According to the federal ethics filings, Dr. Gottlieb said he would resign from all outside boards. The yearlong recusal, he said, would remove him from decisions on all the companies he received payments from, including six that he held a financial interest in while at New Enterprise Associates, all health care providers or lab testing companies that are overseen by the Centers for Medicare and Medicaid Services. He also listed several biotech start-ups that he invested in through T.R. Winston & Co., a merchant bank.
Financial disclosure documents show Dr. Gottlieb made more than $3 million during 2016 and through March 1 of this year, including $1.85 million from T.R. Winston and $280,000 for consulting for New Enterprise, according to the disclosures, which were reported earlier by The Wall Street Journal. But the investments in T.R. Winston were not all in health care companies and included energy companies, as well as other firms.
Dr. Gottlieb, a resident scholar at the American Enterprise Institute, has also been a prolific writer and public speaker, criticizing the agency’s approach. “In so heavily prioritizing one of its obligations — the protection of consumers — the F.D.A. has sometimes subordinated and neglected its other key obligation, which is to guide new medical innovations to market,” Dr. Gottlieb wrote in 2012 in National Affairs, a conservative-leaning political journal.
Some of Dr. Gottlieb’s views have alarmed researchers who argue that rigorous study of drugs and medical devices is the best way to ensure they work. In 2014, Dr. Gottlieb criticized a medical device study that used “sham,” or dummy, procedures as a kind of placebo. The sham procedure, he argued, was invasive and unnecessary, especially since the product, called renal denervation, was already approved in Europe to lower patients’ blood pressure.
But at the time Dr. Gottlieb wrote the article, Medtronic, the device’s manufacturer, had already announced that the study had failed, and an article a month later in The New England Journal of Medicine showed that patients who underwent renal denervation did no better than those who received a fake procedure.
“Had we not done a sham control, the erroneous belief that this procedure worked would have persisted,” said Dr. Deepak L. Bhatt, one of the study’s principal investigators. He said Dr. Gottlieb’s argument that the trial was unethical baffled him. “I would think after seeing the results, any scientist or physician who understands clinical trials would come to the same conclusion, not the opposite conclusion.”
These days, the F.D.A. has shown a willingness to approve products that have shown promise based on intermediate measures, like a shrinking tumor, rather than long-term outcomes like survival rates — especially in cancer research.

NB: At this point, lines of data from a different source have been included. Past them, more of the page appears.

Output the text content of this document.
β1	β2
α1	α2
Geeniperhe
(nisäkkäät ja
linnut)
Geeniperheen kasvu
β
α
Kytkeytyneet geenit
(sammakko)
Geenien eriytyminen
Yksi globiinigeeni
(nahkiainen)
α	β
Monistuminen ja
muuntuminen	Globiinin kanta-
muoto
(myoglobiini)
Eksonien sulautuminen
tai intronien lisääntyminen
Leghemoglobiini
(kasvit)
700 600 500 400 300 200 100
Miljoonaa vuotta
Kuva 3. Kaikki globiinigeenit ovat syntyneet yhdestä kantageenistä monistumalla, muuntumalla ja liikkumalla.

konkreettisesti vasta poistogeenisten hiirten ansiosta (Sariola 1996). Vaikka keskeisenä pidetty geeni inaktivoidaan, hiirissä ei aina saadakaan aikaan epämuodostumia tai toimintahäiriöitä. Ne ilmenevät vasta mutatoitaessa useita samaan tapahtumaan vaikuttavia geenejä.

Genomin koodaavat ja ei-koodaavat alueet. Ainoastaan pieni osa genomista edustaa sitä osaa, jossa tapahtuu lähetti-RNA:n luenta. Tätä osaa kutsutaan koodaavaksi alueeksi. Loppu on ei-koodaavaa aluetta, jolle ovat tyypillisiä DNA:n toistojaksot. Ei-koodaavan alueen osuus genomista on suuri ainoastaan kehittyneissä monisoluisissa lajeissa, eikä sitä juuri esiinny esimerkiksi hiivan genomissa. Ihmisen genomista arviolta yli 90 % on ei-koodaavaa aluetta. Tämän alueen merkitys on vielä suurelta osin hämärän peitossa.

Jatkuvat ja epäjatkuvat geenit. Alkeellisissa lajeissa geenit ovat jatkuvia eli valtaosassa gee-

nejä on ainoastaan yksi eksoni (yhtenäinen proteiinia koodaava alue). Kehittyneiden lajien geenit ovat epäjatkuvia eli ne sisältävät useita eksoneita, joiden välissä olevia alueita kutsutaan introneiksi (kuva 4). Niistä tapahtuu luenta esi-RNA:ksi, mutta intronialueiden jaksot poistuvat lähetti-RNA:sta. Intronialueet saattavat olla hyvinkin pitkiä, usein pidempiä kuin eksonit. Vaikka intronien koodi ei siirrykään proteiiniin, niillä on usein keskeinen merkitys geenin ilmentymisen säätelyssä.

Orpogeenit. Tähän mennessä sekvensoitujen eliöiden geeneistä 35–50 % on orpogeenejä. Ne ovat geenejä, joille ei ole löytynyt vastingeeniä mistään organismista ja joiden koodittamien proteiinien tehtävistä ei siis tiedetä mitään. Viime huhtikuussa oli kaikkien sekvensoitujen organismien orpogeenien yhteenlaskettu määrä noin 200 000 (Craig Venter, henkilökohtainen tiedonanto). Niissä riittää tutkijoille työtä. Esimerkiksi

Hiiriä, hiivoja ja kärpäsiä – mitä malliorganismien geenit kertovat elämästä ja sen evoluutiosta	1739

One recent study showed that the agency decides on drugs faster than its counterparts in Europe and Canada.
In December, President Obama signed into law the 21st Century Cures Act, which further directs the F.D.A. to remove barriers to approval, requiring that the agency consider the “least burdensome” means of showing the safety of medical devices, and consider feedback from patients.
One of the biggest jobs of the F.D.A.’s next leader, said Dr. Jerry Avorn, a professor at Harvard Medical School who studies the drug industry, will be translating that law into reality. “Whoever is the new commissioner,” he said, “is going is have both marching orders, and a blank slate.”
An earlier version of this article referred imprecisely to millions of dollars in recent earnings by Dr. Gottlieb. The income he received included payments from his involvement with T.R. Winston, a merchant bank. It has investments in a wide range of companies, some of which, but not all, are health care and drug companies. An earlier headline repeated the error.
An earlier version of this article misidentified the university where Susan F. Wood is an associate professor. It is George Washington University, not Georgetown.